Weir and Barrage - Short Questions & Answers

Weir and Barrage - Short Questions & Answers Points : weir and barrage - short questions & answers Q.1: Write down the difference between weir and barrage. Ans: Weir
The weir is a solid obstruction put across the river to raise its water level and divert the water into the canal. If a weir also stores water for tiding over small periods of short supplies, it is called a storage weir.
Barrage
The function of a barrage is similar to that of weir, but the heading up of water is effected by the gates alone. No solid obstruction is put across the river. The crest level in the barrage is kept at a low level. During the floods, the gates are raised to clear off the high flood level, enabling the high flood to pass downstream with maximum afflux. . When the flood recedes, the gates are lowered and the flow is obstructed, thus raising the water level to the upstream of the barrage. Due to this, there is less silting and better control over the levels.

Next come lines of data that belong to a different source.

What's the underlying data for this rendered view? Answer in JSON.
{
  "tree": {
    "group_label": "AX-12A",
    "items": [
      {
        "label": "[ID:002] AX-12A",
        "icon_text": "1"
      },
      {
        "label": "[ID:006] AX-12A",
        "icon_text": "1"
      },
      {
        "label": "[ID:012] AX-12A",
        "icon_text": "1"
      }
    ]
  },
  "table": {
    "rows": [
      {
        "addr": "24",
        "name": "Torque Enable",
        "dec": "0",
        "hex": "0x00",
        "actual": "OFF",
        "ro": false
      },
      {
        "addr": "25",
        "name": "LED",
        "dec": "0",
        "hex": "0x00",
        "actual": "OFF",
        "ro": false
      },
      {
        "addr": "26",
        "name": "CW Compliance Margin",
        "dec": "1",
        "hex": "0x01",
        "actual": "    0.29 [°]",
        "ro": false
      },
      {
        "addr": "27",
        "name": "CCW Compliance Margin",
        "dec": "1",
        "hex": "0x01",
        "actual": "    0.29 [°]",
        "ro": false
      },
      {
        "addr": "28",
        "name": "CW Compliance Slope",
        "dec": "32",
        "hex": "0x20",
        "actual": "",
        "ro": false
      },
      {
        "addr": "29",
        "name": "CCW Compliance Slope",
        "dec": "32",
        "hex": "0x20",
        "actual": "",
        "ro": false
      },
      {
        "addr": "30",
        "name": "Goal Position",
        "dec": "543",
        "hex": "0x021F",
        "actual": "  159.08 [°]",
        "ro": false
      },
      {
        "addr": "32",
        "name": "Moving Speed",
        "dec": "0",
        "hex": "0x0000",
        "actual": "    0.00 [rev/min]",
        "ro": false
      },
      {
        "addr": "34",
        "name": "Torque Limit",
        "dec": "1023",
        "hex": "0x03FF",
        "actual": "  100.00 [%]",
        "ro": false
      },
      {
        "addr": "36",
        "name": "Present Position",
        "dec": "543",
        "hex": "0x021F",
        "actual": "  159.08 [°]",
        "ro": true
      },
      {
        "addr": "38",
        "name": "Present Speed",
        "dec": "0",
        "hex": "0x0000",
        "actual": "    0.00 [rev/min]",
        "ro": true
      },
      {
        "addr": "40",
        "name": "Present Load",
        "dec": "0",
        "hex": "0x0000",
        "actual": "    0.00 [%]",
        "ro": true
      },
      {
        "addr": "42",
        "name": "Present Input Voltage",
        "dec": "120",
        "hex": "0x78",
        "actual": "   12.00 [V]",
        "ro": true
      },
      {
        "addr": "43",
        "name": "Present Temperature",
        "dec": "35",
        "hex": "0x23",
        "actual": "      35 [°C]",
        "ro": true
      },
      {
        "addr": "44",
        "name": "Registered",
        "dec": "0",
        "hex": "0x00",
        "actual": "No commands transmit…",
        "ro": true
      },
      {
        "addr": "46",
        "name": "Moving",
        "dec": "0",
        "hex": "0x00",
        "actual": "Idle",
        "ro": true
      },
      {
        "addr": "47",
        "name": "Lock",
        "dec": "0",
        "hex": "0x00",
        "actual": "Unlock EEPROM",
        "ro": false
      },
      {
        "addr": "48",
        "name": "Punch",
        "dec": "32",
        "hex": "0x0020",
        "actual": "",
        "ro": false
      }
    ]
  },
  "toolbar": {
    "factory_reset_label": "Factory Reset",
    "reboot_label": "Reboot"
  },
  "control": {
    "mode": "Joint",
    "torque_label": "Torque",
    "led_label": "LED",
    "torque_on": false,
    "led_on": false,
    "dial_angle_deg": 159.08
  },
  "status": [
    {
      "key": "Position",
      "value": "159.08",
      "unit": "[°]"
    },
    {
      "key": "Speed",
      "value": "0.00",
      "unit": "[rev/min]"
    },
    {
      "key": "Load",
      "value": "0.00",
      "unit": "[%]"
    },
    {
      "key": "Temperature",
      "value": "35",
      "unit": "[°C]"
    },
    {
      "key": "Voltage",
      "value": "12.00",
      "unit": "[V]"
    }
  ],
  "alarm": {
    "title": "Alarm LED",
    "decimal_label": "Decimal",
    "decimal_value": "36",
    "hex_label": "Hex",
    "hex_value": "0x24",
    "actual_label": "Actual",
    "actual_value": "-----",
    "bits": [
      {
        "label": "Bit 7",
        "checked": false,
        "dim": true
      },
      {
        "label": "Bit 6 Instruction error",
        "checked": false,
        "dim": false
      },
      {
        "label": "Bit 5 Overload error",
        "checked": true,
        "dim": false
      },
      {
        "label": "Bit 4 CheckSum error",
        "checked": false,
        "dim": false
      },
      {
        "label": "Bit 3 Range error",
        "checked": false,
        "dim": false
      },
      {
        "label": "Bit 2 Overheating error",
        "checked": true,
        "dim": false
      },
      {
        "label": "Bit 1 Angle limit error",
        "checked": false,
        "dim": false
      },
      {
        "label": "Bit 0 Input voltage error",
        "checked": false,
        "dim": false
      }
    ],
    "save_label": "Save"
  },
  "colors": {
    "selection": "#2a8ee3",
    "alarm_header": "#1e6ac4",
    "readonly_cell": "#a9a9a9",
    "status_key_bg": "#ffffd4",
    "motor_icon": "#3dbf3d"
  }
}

Q2: Write down the important components of barrage. Ans: (1) Divide wall
(2) inverted filter
(3) under sluices
(4) fish leader
(5) Flexible apron
(6) Sheet piles
Q.3: Write down the purpose of barrage. Ans: (1) To allow proper silt control
(2) To provide better regulation than a weir
(3) To divert the required quantity of water from the river to the canals.
Q.4: Write down the barrage site consideration. Ans: (1) Easy diversion of the river after construction.
(2) The site must have a good command over the area to be irrigated and must also be not too for distance to avoid long feeder channels,
Q.5: Write down any two function of divide wall. Ans: Functions of the divide wall
1) The floor level of the under sluice or the pocket portion is generally kept lower than the floor level of the main weir. Hence, a divide wall is essential to separate The two “floors” This prevents the turbulent action.

2) If divide wall is not provided, currents approach the scouring sluices from all directions and their effectiveness is reduced. The divide wail helps in concentrating scouring action of the under sluices for washing out the silt deposited in the pocket by ensuring a straight approach through the pocket.
Q.6: Define the under sluices. Ans:The under sluices or the scouring sluices maintain a deep channel in front of the head regulator and dispose off heavy silt and a part of food discharge on the d/s side of the barrage. Q.7: Write down the types of weir. Ans: Weirs are classified into two heads, depending upon the criterion of the design of their floors:
1. Gravity weirs
2. Non-gravity weirs
Q.8: Write down the causes of failure of weir. Ans: Piping. Water seeps under the base of the weirs founded on permeable soils. When the flow lines emerge out at the d/s end of the impervious floor of the weir, the hydraulic gradient or the exit gradient may exceed a certain critical value for the soil. In that case, the surface soil starts boiling and is washed away by percolating water. With the removal of the surface soil, there is further concentration of flow lines into the resulting depression and still more soil is removed. This process of erosion thus progressively works backwards towards the upstream and results in the formation of a channel or a pipe underneath the floor of the weir, causing its failure. Q.9: Define the surface and subsurface flow of weir. Ans: We have already seen that the sub-surface flow or the foundation seepage may cause harm in two ways (i) piping and (ii) uplift. Following the damage to Khanki weir in 1895, a group of Anglo Indian Engineers under the leadership of Colonel J. Clibborn, Dean of the Roorkee College and J.S. Beresfored, inspector General of Irrigation, India, carried out experiments and confirmed the Dary’s law for seepage through granular soils. Later, in 1912. Bligh advanced a theory for the sub-surface flow and published ‘tin his book. The practical design of Irrigation Works’. In 1932, after analysing about 200 dams all over the world, Lane evolved his weighted creep theory. Scientific study of the sub-surface flow was, however, made by Pavlovsky (1922), and Khosla and his associates (1936). Q.10: Write down the difference between gravity and non gravity weir. Ans: A gravity weir is the one in which the uplift pressure due to the seepage of water below the floor is resisted entirely by the weight of floor. In the non gravity type, the floor thickness is kept relatively less, and the uplift pressure is largely resisted by the bending action of the reinforced concrete floor.